19 May 2017 - Daniela Huppenkothen - Timing Black Holes: Time Series Analysis in High-Energy Astronomy
/Daniela Huppenkothen from NYU will be presenting this Friday, 5/19 in Z-679 at the computational statistics club. The title of her talk is "Timing Black Holes: Time Series Analysis in High-Energy Astronomy". This will be an interesting discussion on time series analysis in a data limiting regime!
"Timing Black Holes: Time Series Analysis in High-Energy Astronomy"
The sky in X-rays is incredibly dynamic. Black holes vary on time scales ranging from milli-seconds to decades, their brightness occasionally changing by several orders of magnitude within seconds or minutes. Studying this variability is one of the best ways to understand key physical processes that are unobservable on Earth: general relativity in strong gravity, extremely dense matter and the strongest magnetic fields known to us are just a few examples.
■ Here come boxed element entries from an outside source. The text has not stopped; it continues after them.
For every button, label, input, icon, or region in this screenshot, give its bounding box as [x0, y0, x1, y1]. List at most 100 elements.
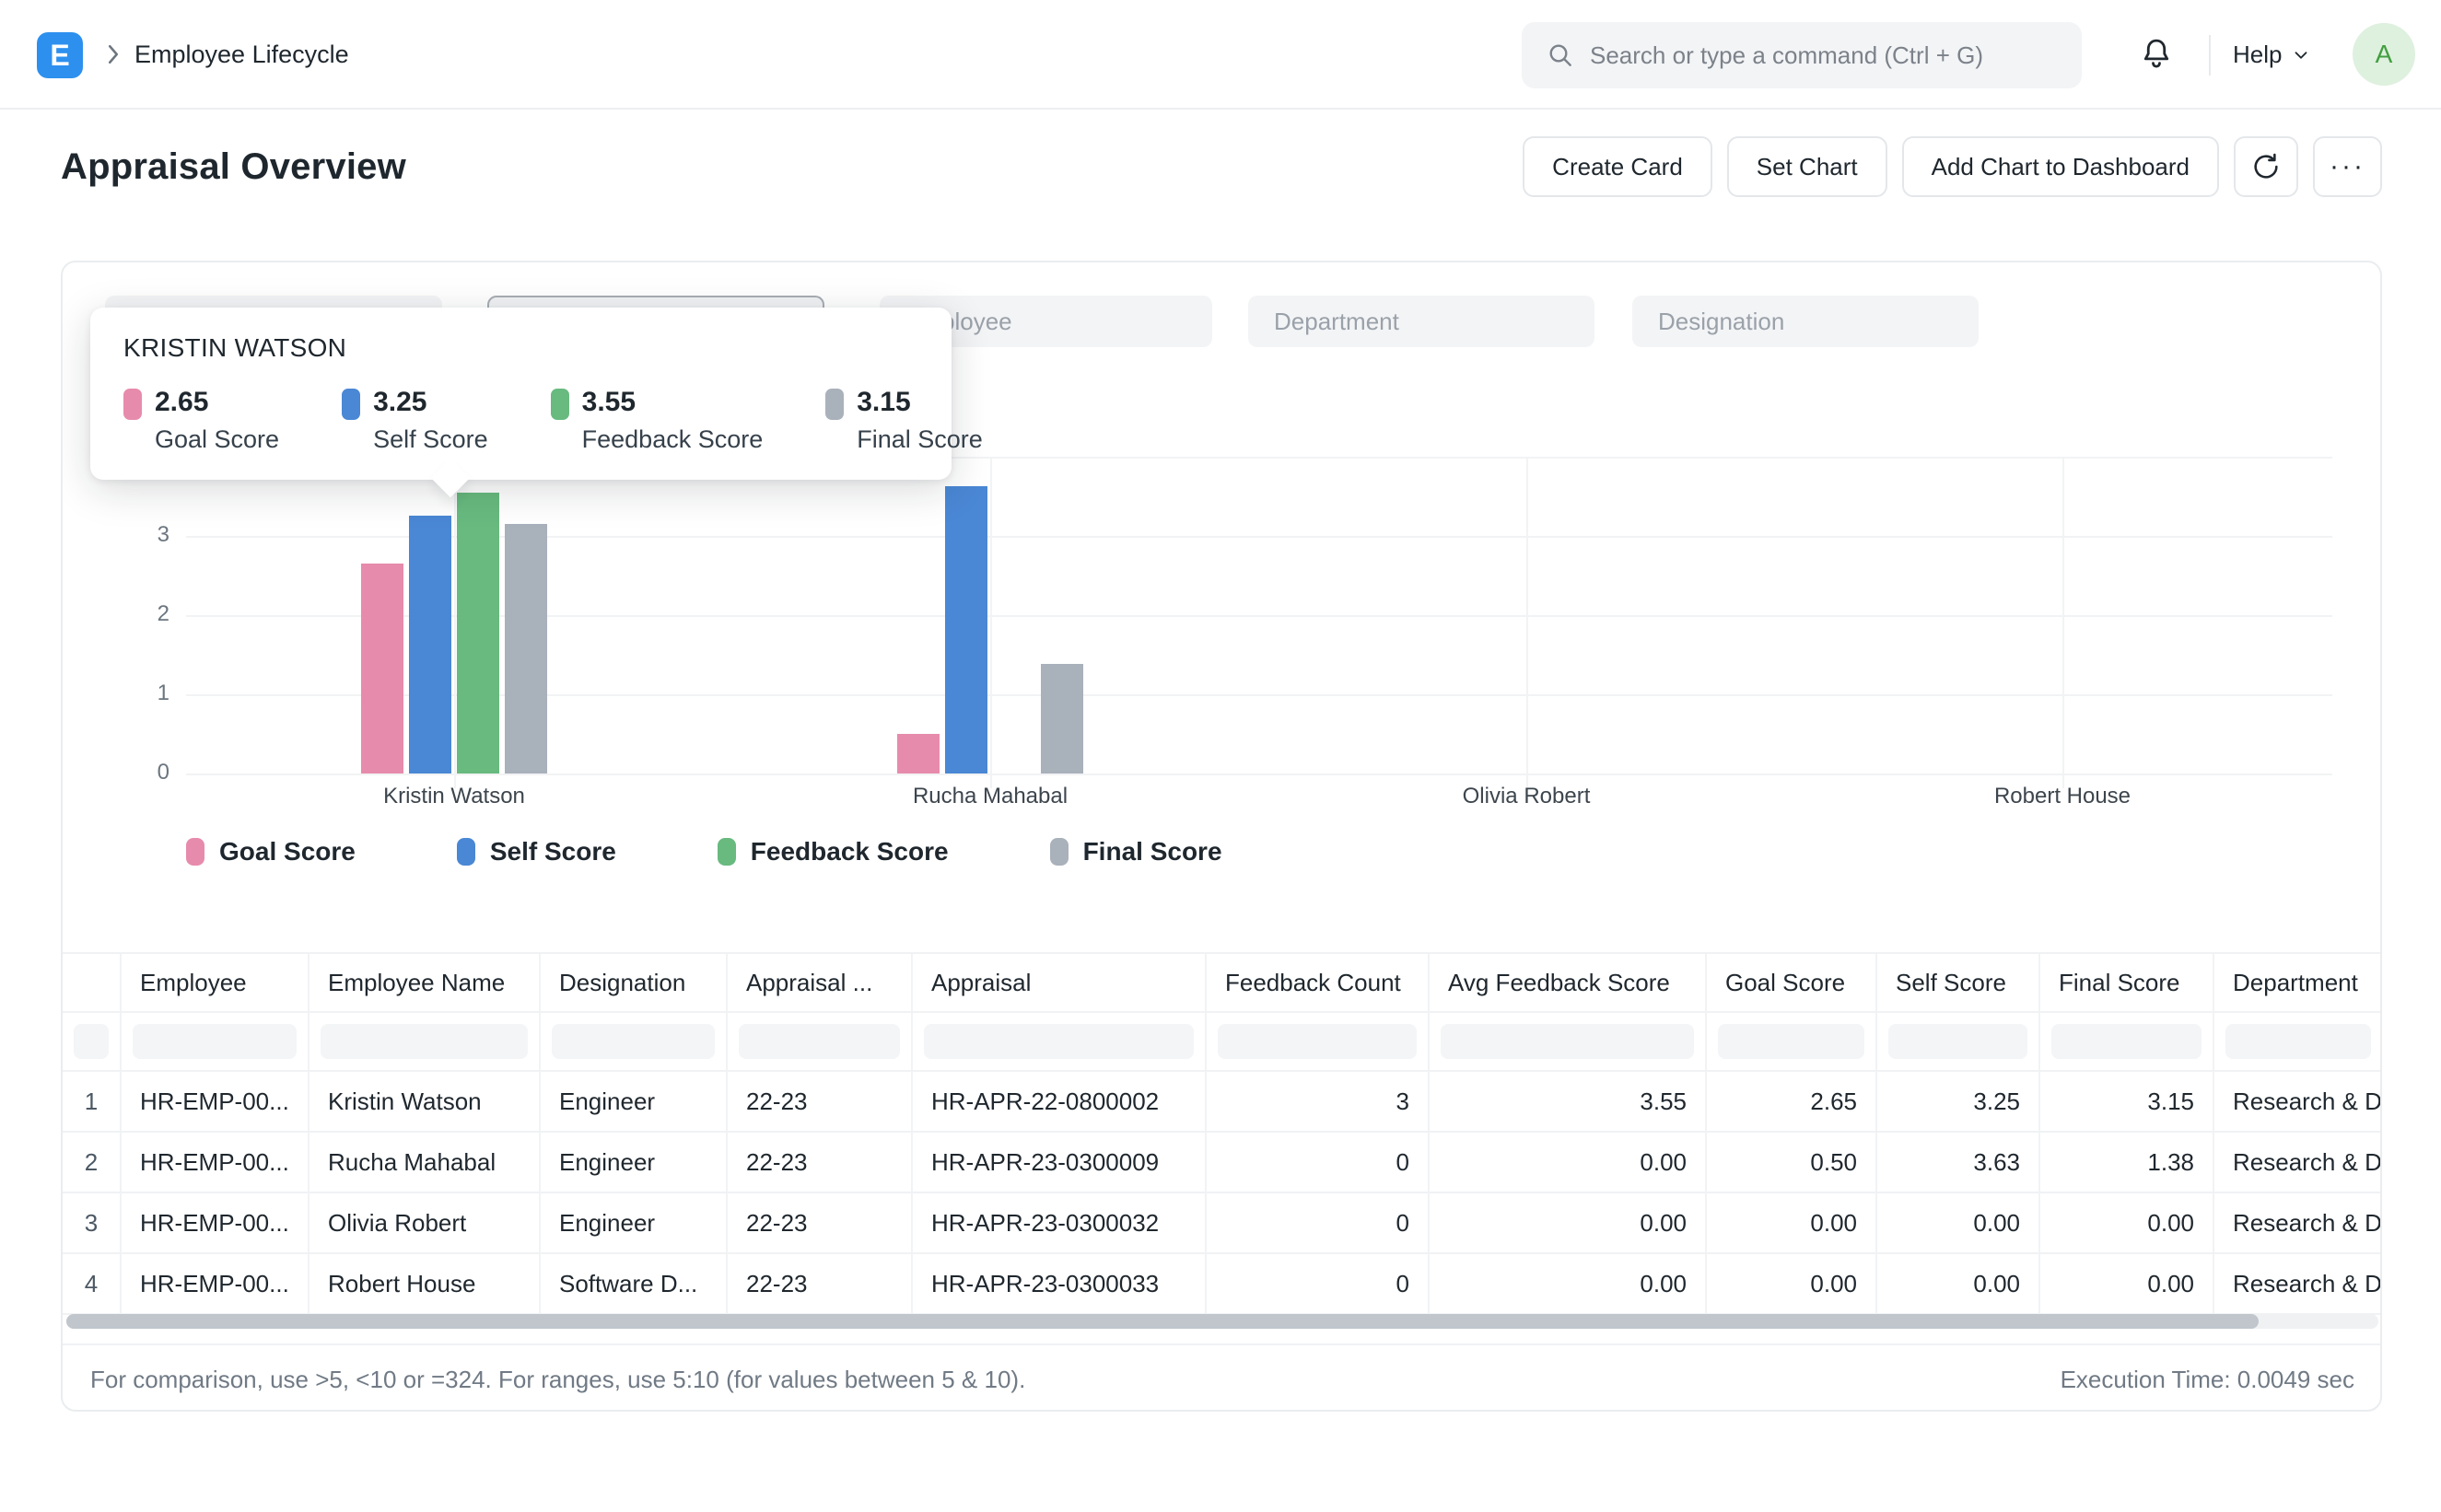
table-cell[interactable]: 0 [1207, 1193, 1430, 1252]
table-cell[interactable]: HR-APR-23-0300009 [913, 1133, 1207, 1192]
set-chart-button[interactable]: Set Chart [1727, 136, 1887, 197]
table-cell[interactable]: Kristin Watson [310, 1072, 541, 1131]
table-cell[interactable]: 4 [63, 1254, 122, 1313]
table-cell[interactable]: HR-APR-22-0800002 [913, 1072, 1207, 1131]
column-filter-input[interactable] [1718, 1024, 1864, 1059]
more-menu-button[interactable]: ··· [2313, 136, 2382, 197]
table-cell[interactable]: Research & Dev [2214, 1193, 2382, 1252]
column-filter-input[interactable] [552, 1024, 715, 1059]
column-header[interactable]: Employee [122, 954, 310, 1011]
column-header[interactable]: Final Score [2040, 954, 2214, 1011]
column-filter-input[interactable] [739, 1024, 900, 1059]
table-cell[interactable]: HR-EMP-00... [122, 1133, 310, 1192]
x-axis-label: Olivia Robert [1342, 784, 1711, 809]
table-cell[interactable]: Engineer [541, 1193, 728, 1252]
notifications-bell-icon[interactable] [2137, 35, 2176, 74]
table-cell[interactable]: 0.00 [1430, 1193, 1707, 1252]
avatar[interactable]: A [2353, 23, 2415, 86]
table-cell[interactable]: 0.00 [1707, 1254, 1877, 1313]
refresh-button[interactable] [2234, 136, 2298, 197]
column-header[interactable]: Appraisal ... [728, 954, 913, 1011]
table-cell[interactable]: 3.63 [1877, 1133, 2040, 1192]
column-filter-input[interactable] [924, 1024, 1194, 1059]
table-cell[interactable]: 3 [1207, 1072, 1430, 1131]
column-header[interactable]: Employee Name [310, 954, 541, 1011]
filter-input-designation[interactable]: Designation [1632, 296, 1979, 347]
table-cell[interactable]: 1 [63, 1072, 122, 1131]
app-logo-icon[interactable]: E [37, 32, 83, 78]
create-card-button[interactable]: Create Card [1523, 136, 1712, 197]
table-cell[interactable]: HR-EMP-00... [122, 1193, 310, 1252]
table-cell[interactable]: HR-EMP-00... [122, 1072, 310, 1131]
comparison-hint: For comparison, use >5, <10 or =324. For… [90, 1366, 1025, 1394]
table-cell[interactable]: Research & Dev [2214, 1254, 2382, 1313]
table-cell[interactable]: 0.00 [1877, 1193, 2040, 1252]
column-filter-input[interactable] [321, 1024, 528, 1059]
table-cell[interactable]: 3.15 [2040, 1072, 2214, 1131]
bar-final-score[interactable] [505, 524, 547, 773]
table-cell[interactable]: 0.50 [1707, 1133, 1877, 1192]
gridline-vertical [1526, 457, 1528, 788]
column-filter-input[interactable] [1441, 1024, 1694, 1059]
column-header[interactable]: Avg Feedback Score [1430, 954, 1707, 1011]
table-cell[interactable]: 0.00 [1430, 1133, 1707, 1192]
table-cell[interactable]: HR-APR-23-0300032 [913, 1193, 1207, 1252]
bar-goal-score[interactable] [897, 734, 940, 773]
bar-self-score[interactable] [945, 486, 987, 773]
table-cell[interactable]: 22-23 [728, 1133, 913, 1192]
table-cell[interactable]: 0 [1207, 1133, 1430, 1192]
table-cell[interactable]: 0.00 [2040, 1254, 2214, 1313]
column-header[interactable]: Feedback Count [1207, 954, 1430, 1011]
table-cell[interactable]: 22-23 [728, 1193, 913, 1252]
help-menu[interactable]: Help [2233, 41, 2311, 69]
column-header[interactable]: Appraisal [913, 954, 1207, 1011]
table-cell[interactable]: 3 [63, 1193, 122, 1252]
table-cell[interactable]: 2 [63, 1133, 122, 1192]
column-header[interactable] [63, 954, 122, 1011]
table-cell[interactable]: 0.00 [1877, 1254, 2040, 1313]
column-filter-input[interactable] [1888, 1024, 2027, 1059]
table-cell[interactable]: Rucha Mahabal [310, 1133, 541, 1192]
table-cell[interactable]: 22-23 [728, 1254, 913, 1313]
add-chart-to-dashboard-button[interactable]: Add Chart to Dashboard [1902, 136, 2219, 197]
tooltip-title: KRISTIN WATSON [123, 333, 918, 363]
scrollbar-thumb[interactable] [66, 1314, 2259, 1329]
table-cell[interactable]: Robert House [310, 1254, 541, 1313]
table-cell[interactable]: HR-EMP-00... [122, 1254, 310, 1313]
column-header[interactable]: Goal Score [1707, 954, 1877, 1011]
table-cell[interactable]: Engineer [541, 1133, 728, 1192]
table-cell[interactable]: 0.00 [1430, 1254, 1707, 1313]
filter-input-department[interactable]: Department [1248, 296, 1594, 347]
column-header[interactable]: Designation [541, 954, 728, 1011]
table-cell[interactable]: Software D... [541, 1254, 728, 1313]
column-filter-input[interactable] [1218, 1024, 1417, 1059]
table-cell[interactable]: 0 [1207, 1254, 1430, 1313]
table-cell[interactable]: 22-23 [728, 1072, 913, 1131]
bar-goal-score[interactable] [361, 564, 403, 773]
horizontal-scrollbar[interactable] [66, 1314, 2378, 1329]
table-cell[interactable]: 1.38 [2040, 1133, 2214, 1192]
table-header-row: EmployeeEmployee NameDesignationAppraisa… [63, 954, 2382, 1013]
table-cell[interactable]: Research & Dev [2214, 1072, 2382, 1131]
bar-final-score[interactable] [1041, 664, 1083, 773]
bar-self-score[interactable] [409, 516, 451, 773]
column-filter-input[interactable] [2225, 1024, 2371, 1059]
breadcrumb[interactable]: Employee Lifecycle [134, 41, 349, 69]
search-input[interactable]: Search or type a command (Ctrl + G) [1522, 22, 2082, 88]
table-cell[interactable]: 3.55 [1430, 1072, 1707, 1131]
bar-feedback-score[interactable] [457, 493, 499, 773]
column-header[interactable]: Self Score [1877, 954, 2040, 1011]
table-cell[interactable]: HR-APR-23-0300033 [913, 1254, 1207, 1313]
column-header[interactable]: Department [2214, 954, 2382, 1011]
column-filter-input[interactable] [133, 1024, 297, 1059]
table-cell[interactable]: Research & Dev [2214, 1133, 2382, 1192]
ellipsis-icon: ··· [2330, 151, 2365, 182]
table-cell[interactable]: 0.00 [1707, 1193, 1877, 1252]
table-cell[interactable]: Olivia Robert [310, 1193, 541, 1252]
table-cell[interactable]: 3.25 [1877, 1072, 2040, 1131]
column-filter-input[interactable] [74, 1024, 109, 1059]
table-cell[interactable]: 0.00 [2040, 1193, 2214, 1252]
table-cell[interactable]: 2.65 [1707, 1072, 1877, 1131]
table-cell[interactable]: Engineer [541, 1072, 728, 1131]
column-filter-input[interactable] [2051, 1024, 2202, 1059]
However, astronomical time series can be difficult to analyze in practice: many of the time series are inherently non-stationary, observing constraints lead to a very uneven sampling, and the underlying process is often partly stochastic in nature. Furthermore, classification problems are complicated by the fact that we are very limited by our relatively small, imbalanced data sets.
In this talk, I will give an overview of the state-of-the-art of time series analysis in high-energy astronomy. I will present key statistical methods and machine learning models we have been developing recently as well as point out opportunities and the many challenges of the spectral-timing revolution we are moving toward with data from current and future space missions.